In response, the U.K., then-ruler of the island, said the Turkish Cypriots should have “self-determination” rights as well and partition stood as a valid option to end the dispute.
With the approval of the U.K., Turkey and Greece reached a consensus on Feb. 11, 1959, leading to the Zurich and London agreements that later paved the way for the establishment of the Republic of Cyprus in 1960 where all three countries would be guarantors.
The Turkish Cypriots, weary of the brutal violence carried out by EOKA, finally got a glimmer of hope; however, they would soon realize that the promises made were nothing but a mirage.
Turkish Cypriots were discriminated against and alienated by the Greek Cypriots in state institutions and systematic and comprehensive attacks began on Dec. 21, 1963, when a bloody incident, later termed “Bloody Christmas,” took place.
A total of 103 Turkish Cypriot villages were attacked, leading to the deaths of hundreds. In fact, the bloody campaign led to the displacement of 30,000 Turkish Cypriots, who had to take shelter in an area constituting merely 3% of the island.

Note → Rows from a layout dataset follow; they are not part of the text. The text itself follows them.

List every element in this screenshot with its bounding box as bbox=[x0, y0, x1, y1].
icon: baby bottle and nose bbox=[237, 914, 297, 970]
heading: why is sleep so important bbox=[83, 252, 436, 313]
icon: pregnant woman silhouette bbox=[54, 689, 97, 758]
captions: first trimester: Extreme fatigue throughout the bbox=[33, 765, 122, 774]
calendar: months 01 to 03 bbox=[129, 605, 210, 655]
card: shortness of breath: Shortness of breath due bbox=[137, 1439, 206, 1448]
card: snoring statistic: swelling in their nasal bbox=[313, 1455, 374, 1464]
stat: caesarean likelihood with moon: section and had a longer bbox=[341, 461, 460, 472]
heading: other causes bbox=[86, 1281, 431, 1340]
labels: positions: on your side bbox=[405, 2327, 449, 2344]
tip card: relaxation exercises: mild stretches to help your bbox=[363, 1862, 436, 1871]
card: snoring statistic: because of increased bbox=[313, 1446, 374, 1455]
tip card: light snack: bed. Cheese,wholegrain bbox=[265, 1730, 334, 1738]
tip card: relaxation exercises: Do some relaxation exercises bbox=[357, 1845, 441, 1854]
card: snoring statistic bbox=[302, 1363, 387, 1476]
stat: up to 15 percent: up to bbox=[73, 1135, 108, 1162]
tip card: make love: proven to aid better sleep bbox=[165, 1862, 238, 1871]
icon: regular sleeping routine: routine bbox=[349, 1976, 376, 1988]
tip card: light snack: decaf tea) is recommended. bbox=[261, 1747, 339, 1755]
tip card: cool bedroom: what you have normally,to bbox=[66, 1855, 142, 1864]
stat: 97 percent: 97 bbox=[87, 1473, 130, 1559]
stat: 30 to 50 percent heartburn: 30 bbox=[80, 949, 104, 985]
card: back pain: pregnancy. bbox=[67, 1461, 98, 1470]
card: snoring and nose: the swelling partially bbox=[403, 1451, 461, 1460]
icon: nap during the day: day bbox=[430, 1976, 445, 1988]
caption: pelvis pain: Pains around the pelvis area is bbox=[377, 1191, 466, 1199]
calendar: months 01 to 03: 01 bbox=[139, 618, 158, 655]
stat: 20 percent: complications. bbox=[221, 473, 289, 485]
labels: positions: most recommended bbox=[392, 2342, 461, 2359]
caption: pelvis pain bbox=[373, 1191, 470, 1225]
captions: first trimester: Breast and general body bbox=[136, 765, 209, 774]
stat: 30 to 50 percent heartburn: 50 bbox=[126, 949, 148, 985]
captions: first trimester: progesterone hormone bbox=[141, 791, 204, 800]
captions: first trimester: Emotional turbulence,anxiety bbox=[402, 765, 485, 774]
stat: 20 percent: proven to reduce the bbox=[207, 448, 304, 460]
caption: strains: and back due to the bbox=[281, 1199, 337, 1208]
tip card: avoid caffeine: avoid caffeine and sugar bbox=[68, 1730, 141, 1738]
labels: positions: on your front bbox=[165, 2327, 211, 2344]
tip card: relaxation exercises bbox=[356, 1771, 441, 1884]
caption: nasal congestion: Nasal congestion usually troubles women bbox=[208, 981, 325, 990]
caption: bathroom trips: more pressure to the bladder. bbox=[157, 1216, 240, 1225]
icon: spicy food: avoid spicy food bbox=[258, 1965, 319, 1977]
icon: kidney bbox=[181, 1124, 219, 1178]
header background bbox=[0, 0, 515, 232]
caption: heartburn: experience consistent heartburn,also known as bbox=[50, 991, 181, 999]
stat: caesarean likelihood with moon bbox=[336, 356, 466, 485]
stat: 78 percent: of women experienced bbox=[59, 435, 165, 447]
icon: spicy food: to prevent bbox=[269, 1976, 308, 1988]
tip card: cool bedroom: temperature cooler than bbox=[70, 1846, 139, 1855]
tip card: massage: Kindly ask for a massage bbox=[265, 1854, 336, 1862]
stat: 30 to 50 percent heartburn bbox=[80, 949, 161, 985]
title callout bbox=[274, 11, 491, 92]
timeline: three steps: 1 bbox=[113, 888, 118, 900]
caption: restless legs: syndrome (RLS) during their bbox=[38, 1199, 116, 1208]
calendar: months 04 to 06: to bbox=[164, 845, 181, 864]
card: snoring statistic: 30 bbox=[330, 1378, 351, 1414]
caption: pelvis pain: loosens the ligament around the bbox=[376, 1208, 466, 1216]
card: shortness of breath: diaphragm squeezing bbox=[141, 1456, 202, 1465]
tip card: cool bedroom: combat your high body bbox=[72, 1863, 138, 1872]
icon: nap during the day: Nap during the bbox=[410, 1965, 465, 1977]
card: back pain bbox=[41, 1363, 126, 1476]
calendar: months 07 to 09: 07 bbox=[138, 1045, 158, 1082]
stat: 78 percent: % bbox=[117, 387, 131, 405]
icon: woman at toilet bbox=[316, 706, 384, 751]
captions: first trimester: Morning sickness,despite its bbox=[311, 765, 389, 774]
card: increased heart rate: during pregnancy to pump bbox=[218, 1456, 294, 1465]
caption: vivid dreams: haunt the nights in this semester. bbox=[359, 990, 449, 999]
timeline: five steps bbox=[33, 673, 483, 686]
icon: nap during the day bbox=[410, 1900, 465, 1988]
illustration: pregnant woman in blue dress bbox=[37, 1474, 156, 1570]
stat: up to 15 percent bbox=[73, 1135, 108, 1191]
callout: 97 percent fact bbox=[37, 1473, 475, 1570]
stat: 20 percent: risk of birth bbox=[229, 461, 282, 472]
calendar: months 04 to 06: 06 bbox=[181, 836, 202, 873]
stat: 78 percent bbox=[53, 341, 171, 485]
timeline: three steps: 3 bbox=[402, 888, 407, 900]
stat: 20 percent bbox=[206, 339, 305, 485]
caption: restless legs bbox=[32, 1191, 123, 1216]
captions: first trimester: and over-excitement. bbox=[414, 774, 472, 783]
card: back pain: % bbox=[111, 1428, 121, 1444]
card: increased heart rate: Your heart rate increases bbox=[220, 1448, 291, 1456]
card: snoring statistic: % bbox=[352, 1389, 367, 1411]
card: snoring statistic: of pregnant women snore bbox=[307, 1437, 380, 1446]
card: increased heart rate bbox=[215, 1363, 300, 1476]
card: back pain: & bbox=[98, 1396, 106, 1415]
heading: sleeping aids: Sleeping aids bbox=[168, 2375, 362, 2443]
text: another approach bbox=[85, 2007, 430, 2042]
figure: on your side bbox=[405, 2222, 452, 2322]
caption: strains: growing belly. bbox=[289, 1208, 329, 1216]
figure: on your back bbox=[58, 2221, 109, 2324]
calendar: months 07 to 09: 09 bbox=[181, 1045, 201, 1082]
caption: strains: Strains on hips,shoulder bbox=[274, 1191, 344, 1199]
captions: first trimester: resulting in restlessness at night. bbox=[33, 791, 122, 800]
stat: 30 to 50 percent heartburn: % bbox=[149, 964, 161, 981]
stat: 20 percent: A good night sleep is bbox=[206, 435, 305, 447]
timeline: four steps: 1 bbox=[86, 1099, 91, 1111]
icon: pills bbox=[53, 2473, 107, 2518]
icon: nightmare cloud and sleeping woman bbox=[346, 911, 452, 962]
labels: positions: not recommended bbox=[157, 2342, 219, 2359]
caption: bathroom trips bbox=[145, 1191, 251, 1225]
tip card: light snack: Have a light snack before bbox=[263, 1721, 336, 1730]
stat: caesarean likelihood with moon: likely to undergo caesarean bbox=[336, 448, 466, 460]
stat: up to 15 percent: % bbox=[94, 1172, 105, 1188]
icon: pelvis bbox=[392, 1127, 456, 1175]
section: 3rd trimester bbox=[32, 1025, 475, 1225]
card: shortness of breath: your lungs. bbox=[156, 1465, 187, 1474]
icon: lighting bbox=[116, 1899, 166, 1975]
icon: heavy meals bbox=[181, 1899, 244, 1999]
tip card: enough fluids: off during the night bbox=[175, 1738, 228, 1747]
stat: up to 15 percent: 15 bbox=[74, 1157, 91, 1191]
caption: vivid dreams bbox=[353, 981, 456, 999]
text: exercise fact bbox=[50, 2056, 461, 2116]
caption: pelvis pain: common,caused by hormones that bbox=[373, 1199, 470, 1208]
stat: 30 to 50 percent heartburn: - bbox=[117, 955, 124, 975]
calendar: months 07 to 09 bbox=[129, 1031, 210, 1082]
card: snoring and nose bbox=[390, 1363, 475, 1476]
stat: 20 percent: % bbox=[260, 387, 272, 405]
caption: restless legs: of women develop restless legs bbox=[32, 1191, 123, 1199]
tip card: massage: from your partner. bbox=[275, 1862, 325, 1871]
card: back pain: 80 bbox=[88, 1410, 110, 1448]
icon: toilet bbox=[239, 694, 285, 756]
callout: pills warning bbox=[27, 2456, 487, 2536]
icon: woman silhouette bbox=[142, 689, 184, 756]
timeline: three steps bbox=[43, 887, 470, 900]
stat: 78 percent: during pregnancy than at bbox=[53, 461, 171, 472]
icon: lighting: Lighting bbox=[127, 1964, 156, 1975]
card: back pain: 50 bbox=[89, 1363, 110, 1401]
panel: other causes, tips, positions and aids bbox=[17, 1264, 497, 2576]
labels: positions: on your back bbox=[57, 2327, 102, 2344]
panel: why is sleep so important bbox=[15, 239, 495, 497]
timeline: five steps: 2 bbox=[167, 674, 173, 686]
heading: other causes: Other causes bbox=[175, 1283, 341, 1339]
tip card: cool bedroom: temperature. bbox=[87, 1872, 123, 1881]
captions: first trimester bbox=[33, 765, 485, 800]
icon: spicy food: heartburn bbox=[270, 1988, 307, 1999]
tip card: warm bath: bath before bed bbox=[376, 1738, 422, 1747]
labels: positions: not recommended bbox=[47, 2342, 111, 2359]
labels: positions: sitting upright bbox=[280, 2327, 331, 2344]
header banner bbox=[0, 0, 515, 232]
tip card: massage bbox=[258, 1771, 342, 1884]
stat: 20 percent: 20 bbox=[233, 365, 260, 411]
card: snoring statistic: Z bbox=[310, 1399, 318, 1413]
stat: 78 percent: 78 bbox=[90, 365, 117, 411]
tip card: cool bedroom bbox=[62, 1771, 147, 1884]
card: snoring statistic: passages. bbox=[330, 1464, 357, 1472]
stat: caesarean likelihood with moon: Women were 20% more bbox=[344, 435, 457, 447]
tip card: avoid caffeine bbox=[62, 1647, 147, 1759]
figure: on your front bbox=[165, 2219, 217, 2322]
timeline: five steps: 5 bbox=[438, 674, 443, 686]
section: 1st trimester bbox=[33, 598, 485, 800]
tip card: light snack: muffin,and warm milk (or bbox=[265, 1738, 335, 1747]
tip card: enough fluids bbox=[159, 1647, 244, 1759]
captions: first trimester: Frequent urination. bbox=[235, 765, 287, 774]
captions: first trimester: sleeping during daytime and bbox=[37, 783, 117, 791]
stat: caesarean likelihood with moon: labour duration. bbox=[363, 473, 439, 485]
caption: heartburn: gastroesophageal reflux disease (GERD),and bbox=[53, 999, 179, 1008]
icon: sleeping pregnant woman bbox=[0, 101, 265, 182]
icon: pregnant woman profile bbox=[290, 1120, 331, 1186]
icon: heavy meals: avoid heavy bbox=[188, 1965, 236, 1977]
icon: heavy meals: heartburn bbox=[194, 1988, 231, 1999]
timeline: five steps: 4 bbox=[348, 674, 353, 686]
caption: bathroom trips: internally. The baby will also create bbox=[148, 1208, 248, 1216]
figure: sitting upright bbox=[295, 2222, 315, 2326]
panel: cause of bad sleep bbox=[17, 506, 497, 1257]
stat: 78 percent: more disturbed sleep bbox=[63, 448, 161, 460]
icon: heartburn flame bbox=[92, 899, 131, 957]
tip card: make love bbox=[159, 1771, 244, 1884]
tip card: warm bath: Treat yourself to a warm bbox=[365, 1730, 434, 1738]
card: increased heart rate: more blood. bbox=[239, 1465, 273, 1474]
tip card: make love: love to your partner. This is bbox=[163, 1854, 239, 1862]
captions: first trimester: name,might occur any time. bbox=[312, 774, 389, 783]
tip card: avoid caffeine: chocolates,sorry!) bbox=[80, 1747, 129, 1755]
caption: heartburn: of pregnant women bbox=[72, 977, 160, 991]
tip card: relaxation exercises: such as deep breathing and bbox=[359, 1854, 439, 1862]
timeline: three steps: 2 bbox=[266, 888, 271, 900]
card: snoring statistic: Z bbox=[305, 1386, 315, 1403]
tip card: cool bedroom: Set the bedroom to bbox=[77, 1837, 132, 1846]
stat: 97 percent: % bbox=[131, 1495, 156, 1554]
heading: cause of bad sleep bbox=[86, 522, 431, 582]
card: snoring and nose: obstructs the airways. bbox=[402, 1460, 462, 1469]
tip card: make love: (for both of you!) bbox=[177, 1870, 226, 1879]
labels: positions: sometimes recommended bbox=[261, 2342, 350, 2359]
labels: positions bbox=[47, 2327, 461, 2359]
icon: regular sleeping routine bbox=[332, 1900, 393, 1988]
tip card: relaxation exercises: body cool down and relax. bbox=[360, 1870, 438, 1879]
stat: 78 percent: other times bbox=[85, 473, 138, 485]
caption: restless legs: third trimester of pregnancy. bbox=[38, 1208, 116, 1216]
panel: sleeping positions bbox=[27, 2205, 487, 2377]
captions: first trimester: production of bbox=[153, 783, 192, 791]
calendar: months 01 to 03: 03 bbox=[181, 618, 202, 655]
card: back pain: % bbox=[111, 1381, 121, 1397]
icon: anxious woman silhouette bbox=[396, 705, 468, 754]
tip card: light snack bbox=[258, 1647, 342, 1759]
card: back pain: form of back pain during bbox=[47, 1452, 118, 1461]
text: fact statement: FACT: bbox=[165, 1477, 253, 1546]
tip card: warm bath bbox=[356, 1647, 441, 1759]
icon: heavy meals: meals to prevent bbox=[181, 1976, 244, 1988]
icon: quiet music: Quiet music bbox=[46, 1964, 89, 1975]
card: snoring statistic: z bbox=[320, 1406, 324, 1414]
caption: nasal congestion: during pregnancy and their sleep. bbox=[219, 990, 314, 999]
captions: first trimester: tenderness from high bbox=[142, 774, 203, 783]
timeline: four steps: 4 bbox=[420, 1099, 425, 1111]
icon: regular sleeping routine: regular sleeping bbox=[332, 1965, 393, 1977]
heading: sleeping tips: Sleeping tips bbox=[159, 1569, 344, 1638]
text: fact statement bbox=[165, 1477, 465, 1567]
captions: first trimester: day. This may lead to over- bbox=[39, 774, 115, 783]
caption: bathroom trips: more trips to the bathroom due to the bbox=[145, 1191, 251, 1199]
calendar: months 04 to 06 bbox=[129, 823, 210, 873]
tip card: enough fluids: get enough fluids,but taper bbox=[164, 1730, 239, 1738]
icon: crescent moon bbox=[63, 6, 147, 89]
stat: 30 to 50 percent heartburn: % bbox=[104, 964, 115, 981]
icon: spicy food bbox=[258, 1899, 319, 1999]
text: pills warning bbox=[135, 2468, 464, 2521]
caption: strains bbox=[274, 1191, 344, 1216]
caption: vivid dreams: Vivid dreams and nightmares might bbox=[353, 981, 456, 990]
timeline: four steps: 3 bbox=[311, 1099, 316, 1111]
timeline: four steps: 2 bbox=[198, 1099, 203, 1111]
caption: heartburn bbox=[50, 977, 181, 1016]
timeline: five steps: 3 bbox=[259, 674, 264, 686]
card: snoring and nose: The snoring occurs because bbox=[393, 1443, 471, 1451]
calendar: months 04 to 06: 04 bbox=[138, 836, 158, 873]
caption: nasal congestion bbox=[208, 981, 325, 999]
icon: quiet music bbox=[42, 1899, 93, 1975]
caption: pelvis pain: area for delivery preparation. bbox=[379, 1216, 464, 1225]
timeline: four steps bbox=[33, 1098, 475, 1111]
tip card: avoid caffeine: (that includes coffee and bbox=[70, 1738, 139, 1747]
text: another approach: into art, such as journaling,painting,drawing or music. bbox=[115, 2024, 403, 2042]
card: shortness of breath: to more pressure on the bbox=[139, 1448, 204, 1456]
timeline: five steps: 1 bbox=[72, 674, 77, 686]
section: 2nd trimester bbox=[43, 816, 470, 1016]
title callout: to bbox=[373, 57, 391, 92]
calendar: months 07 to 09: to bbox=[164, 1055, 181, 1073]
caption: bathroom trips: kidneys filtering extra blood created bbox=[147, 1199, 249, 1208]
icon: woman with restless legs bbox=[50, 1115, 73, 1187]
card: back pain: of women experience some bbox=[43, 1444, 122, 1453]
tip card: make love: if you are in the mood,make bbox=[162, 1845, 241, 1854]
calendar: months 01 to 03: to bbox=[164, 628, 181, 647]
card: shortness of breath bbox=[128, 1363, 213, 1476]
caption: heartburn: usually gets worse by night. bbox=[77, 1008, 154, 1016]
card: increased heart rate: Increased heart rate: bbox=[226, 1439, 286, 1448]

The Cyprus issue has seen an on-and-off peace process in recent years. The latest talks, which began on June 28, 2017, and were monitored by Guterres’ special adviser on Cyprus, Espen Barth Eide, failed after 10 days of intense discussions. The Greek Cypriot side leaked files, which the U.N. had classified as confidential, to the Greek media before sending them to the U.N. and the Turkish side, and while the Greeks never strayed from their discourse of “zero troops, zero guarantees,” they were not receptive to offers and suggestions. Prior to that, in 2004, then-U.N. Secretary-General Kofi Annan’s plan for a solution was accepted by the Turkish Cypriots but rejected by the Greek Cypriots in twin referendums.